Kevin Garrett Honors May 1st The Only Way Possible — By Covering NSYNC’s ‘It’s Gonna Be Me’

It’s the first day of the fifth month of the year, and even Kevin Garrett must get in on the action. The singer transforms NSYNC’s ‘It’s Gonna Be Me’ into a dreamy synth jam, and he shares with us why he ‘feels best’ when creating music like this.

If there has to be one song going through everyone’s head today, then it’s gonna be this one. Ever since the Internet got ahold of Justin Timberlake’s misheard line from “It’s Gonna Be Me,” and transformed it into a temporal celebration, April 30 / May 1 has been washed in memes based on NSYNC’s 2000 smash. Now, Kevin Garrett – the Grammy Award-nominated singer and multi-instrumentalist – has taken the song/meme out for a spin. The results are hauntingly beautiful. Kevin’s production on his version of “It’s Gonna Be Me” is transcendent, with the boy band staple becoming the dark psychosexual soundtrack to your next true-crime obsession. It’s a magnificent rendition, and listeners will never be able to look at N*SYNC the same way again.

This new song comes two months after Kevin released Made Up Lost Time, his EP featuring the song, “Gone Again.” Such a quick turnaround comes from someone who, when speaking EXCLUSIVELY with HollywoodLife about his EP, said that he doesn’t just “write a lot of songs” for the sake of writing songs. “I don’t know if I have a happy place, but I feel I definitely feel best behind the piano or behind a guitar,” said Kevin. “I don’t have to be recording or performing, but if there’s a moment to try and be creative — because of everything else going on with me personally — that is the ultimate, the ultimate distraction.

“Even if it’s ending up writing about the said experiences, which can be painful. But there’s something strange about music like that,” he said. “I love the idea of just being perpetual because the songs will always be there once they’re out. And so if you want to, if you want to discover them, you’ll discover them. But for me, I’ve narrowed my intention with music and with songwriting into a very personal, cathartic thing on the way in and, hopefully, a helpful thing on the way out for anyone who wants to listen.”

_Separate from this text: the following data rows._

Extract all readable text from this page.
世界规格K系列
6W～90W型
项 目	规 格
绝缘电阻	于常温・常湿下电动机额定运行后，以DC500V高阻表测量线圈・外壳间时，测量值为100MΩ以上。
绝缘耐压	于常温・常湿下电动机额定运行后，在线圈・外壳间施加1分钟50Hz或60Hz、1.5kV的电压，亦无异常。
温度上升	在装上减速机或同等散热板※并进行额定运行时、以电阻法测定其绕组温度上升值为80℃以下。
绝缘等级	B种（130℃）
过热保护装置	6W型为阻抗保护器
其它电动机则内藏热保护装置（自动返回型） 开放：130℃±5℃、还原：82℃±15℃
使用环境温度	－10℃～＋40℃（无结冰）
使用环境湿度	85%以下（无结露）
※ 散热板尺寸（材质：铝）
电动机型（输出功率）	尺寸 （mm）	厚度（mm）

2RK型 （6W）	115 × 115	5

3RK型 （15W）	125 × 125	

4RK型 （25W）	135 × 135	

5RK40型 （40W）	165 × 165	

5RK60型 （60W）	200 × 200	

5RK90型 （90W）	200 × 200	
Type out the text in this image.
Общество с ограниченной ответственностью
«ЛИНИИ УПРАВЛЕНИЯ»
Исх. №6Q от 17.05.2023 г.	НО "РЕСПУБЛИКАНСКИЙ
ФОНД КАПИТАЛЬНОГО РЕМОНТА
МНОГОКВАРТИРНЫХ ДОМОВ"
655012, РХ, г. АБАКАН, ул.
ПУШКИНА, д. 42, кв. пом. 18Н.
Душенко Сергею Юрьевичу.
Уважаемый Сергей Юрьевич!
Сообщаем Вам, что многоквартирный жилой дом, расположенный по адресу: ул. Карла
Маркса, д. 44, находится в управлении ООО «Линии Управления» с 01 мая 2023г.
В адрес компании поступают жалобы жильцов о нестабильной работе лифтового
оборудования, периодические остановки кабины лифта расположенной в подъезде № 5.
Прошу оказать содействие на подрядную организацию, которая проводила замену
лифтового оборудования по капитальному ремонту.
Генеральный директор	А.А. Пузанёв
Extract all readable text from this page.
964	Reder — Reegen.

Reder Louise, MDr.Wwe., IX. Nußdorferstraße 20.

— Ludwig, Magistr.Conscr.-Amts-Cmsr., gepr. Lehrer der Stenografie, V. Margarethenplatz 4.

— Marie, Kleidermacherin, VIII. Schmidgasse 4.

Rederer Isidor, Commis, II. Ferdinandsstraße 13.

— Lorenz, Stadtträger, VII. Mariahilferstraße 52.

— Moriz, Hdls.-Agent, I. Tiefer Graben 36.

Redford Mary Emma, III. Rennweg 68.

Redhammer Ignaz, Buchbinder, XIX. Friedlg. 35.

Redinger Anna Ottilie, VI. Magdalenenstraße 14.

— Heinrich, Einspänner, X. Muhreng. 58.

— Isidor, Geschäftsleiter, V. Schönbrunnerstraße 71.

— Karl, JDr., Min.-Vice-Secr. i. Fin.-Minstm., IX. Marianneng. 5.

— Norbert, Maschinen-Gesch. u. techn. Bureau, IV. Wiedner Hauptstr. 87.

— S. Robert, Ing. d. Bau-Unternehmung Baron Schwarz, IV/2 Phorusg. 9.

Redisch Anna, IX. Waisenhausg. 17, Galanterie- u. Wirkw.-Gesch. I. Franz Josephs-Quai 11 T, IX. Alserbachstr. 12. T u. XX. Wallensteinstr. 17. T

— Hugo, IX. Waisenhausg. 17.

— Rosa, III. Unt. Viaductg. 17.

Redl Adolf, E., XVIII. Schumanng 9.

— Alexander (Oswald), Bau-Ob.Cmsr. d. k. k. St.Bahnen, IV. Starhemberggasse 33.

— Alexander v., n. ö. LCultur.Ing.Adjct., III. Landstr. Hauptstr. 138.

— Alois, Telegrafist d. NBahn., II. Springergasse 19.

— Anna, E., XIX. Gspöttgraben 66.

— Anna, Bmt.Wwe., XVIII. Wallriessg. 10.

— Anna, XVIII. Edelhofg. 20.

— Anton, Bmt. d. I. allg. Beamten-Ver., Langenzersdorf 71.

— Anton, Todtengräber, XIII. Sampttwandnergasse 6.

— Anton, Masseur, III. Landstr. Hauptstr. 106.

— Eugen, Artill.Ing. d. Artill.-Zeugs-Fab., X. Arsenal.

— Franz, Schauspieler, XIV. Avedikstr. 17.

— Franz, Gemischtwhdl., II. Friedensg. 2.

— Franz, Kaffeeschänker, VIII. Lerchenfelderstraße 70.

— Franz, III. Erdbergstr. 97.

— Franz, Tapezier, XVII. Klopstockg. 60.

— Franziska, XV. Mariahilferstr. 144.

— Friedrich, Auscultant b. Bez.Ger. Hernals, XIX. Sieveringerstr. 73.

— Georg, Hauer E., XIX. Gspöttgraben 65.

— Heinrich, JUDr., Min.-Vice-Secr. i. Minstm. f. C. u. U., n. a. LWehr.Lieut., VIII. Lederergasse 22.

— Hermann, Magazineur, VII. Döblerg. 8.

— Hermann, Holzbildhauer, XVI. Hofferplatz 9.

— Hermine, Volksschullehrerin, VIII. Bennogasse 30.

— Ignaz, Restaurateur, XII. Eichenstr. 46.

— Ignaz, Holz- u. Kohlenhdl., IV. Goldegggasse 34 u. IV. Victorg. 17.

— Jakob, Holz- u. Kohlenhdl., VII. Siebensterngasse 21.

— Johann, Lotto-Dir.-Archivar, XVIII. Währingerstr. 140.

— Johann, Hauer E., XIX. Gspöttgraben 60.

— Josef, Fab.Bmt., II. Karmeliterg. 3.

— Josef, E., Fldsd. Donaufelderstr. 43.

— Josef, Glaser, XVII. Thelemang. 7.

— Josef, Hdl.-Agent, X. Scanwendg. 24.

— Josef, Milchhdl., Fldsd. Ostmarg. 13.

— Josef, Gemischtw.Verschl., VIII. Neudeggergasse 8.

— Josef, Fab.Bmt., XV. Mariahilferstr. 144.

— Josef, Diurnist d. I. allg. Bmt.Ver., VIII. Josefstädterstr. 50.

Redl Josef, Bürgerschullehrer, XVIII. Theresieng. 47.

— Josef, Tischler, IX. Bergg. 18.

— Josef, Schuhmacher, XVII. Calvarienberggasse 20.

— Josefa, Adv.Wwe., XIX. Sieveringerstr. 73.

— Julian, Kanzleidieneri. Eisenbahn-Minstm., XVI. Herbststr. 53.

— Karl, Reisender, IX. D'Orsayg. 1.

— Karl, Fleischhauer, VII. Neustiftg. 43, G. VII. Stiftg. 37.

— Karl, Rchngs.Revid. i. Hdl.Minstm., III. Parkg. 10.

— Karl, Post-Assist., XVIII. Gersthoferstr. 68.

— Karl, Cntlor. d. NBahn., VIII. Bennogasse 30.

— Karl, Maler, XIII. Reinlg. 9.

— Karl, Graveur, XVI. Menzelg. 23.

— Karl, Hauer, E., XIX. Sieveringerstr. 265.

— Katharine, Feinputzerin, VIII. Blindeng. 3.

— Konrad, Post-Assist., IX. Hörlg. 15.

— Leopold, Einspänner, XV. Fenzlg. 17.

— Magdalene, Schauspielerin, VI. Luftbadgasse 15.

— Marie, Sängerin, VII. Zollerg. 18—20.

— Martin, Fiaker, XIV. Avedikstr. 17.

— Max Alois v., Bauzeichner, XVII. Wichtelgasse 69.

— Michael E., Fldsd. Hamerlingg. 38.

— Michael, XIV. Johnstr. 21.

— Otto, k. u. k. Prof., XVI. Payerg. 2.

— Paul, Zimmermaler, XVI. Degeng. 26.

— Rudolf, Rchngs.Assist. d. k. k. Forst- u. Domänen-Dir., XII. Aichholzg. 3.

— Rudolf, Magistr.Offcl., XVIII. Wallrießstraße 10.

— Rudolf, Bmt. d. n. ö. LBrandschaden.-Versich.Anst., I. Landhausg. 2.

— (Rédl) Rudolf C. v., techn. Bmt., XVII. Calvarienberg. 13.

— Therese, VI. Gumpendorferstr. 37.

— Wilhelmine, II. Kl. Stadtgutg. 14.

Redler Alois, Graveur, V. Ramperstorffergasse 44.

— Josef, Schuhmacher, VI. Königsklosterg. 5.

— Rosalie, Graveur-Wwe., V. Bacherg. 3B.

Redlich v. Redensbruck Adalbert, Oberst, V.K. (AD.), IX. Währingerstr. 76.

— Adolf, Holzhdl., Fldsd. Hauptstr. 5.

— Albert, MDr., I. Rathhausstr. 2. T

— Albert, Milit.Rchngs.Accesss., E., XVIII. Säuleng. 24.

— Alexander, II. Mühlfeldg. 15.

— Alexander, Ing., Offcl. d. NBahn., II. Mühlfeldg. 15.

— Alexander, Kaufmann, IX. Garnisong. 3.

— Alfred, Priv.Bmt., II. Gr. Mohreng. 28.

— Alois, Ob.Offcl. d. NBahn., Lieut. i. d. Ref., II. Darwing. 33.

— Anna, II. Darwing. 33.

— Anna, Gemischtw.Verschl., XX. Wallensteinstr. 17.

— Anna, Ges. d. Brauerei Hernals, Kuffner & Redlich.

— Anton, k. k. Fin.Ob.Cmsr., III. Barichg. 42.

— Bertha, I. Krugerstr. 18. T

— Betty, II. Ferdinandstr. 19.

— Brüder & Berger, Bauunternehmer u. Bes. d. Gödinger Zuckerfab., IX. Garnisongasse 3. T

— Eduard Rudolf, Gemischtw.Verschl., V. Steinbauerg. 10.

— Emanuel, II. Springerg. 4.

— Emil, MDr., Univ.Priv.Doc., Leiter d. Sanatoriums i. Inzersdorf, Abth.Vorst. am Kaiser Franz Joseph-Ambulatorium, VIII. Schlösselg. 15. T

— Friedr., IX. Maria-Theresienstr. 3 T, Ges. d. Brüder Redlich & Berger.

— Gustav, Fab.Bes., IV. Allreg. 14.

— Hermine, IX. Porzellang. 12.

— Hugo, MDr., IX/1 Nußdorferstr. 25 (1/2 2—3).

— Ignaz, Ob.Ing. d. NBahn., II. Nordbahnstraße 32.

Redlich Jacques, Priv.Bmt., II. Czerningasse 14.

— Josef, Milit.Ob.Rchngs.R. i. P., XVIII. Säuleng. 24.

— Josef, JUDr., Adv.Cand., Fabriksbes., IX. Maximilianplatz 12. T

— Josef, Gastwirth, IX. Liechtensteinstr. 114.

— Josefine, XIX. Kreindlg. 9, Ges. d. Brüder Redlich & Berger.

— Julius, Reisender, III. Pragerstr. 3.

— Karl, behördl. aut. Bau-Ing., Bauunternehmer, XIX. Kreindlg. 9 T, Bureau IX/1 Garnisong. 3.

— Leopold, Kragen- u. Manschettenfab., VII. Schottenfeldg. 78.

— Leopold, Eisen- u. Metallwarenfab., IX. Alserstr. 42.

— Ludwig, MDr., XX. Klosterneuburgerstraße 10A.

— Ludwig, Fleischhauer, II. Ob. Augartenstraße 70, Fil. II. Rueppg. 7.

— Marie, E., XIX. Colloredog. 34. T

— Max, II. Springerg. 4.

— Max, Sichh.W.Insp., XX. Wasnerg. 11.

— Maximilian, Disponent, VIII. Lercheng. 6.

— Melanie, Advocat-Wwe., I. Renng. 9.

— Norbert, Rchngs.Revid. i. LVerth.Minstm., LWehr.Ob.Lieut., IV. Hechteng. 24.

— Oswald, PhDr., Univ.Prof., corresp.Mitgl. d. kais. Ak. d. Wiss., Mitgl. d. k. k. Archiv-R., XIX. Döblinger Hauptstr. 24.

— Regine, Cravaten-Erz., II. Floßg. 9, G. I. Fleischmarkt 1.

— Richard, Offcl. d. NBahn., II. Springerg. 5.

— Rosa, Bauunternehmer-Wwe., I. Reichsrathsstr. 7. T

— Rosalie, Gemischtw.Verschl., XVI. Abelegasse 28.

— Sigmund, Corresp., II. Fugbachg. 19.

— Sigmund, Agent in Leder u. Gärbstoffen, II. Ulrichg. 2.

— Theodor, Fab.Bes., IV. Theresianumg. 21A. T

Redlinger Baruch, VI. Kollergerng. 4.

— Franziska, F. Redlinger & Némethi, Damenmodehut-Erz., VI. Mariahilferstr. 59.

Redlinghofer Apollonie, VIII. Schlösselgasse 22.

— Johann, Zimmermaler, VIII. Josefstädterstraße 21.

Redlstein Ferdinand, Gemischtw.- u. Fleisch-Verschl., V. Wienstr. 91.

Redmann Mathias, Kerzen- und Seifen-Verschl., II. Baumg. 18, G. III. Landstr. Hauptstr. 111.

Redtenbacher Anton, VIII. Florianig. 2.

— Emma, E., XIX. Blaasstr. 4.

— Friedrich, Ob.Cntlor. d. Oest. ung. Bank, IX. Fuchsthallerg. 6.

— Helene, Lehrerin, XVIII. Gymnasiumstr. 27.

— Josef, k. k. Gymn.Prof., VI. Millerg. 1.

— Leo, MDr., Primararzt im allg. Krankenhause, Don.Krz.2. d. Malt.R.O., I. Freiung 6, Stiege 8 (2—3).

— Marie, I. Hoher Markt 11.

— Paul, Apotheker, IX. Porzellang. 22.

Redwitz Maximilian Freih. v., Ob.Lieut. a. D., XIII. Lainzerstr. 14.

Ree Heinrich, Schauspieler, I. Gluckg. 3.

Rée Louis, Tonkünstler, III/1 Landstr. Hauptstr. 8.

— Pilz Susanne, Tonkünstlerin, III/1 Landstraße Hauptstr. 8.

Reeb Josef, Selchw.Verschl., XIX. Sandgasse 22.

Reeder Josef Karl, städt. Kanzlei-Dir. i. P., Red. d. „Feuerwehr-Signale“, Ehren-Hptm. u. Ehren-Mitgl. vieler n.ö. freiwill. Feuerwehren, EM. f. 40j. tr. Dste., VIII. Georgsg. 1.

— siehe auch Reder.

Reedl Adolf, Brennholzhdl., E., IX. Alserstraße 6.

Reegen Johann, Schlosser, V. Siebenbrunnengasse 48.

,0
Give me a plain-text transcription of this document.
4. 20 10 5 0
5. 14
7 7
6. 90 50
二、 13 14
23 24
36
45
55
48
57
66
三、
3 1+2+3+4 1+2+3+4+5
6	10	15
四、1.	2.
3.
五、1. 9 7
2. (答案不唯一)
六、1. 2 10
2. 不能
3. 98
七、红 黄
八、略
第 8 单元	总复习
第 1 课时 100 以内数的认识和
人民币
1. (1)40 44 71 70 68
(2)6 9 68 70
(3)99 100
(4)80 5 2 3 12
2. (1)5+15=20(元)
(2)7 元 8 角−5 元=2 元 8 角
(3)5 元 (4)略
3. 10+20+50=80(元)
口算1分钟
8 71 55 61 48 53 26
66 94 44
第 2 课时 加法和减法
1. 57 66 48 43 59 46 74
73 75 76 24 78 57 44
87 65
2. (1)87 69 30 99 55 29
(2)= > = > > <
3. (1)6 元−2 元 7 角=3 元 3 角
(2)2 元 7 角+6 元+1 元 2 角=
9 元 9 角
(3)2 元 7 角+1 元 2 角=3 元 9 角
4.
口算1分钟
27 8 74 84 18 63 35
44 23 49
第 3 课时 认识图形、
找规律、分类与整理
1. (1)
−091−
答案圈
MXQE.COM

Those who listened to “Gone Again” found the genius within Kevin’s songwriting. On the first listen, it’s a straightforward story of a troubled relationship. But, a deeper dive into the lyrics revealed a pained conflict, a duality of one person expressing conflicting perspectives in a spiraling relationship, or the voices of two people trying to save something they’re also sabotaging at the same time.

“I was touring last summer, [and ] while I was kind of off the road for a month or so, I spent some time in LA writing. There were a couple older songs I had been holding onto that I wanted to repurpose. It just made sense in my head that to have this, a shorter form body of work ready to go cause everything felt very connected. And with ‘Gone Again,’ that’s on, I think, more than any other song on the EP embodies that kind of, that sort of message.”

“It’s the verse, as you kind of see, this sort of wanting to be lighter about things and finding that awareness bookends a particular moment. But then, in the chorus — and then, before each chorus, there’s a little sarcastic line where I say like, ‘I’ll be calling you mine by the end of the night or all my friends might be right. But at least I should try.’ You get to the chorus, and it’s kind of like, ‘Oh, I’m still me.’ I think the lesson that I learned through writing that song and work on this EP was the importance of valuing your intentions and of having an awareness of your tendencies and the type of person you are.”

“And that’s what we’re constantly refining in life. But this was sort of like a little three and a half minute time capsule of that type of a science experiment. And I think coming out of that, moving into the next album and all this new stuff, the last song of the EP kind of gives enough hints in terms of where my head’s at going into the newer music and just constantly trying to refine my pursuit of honesty and that sort of weighted intention.”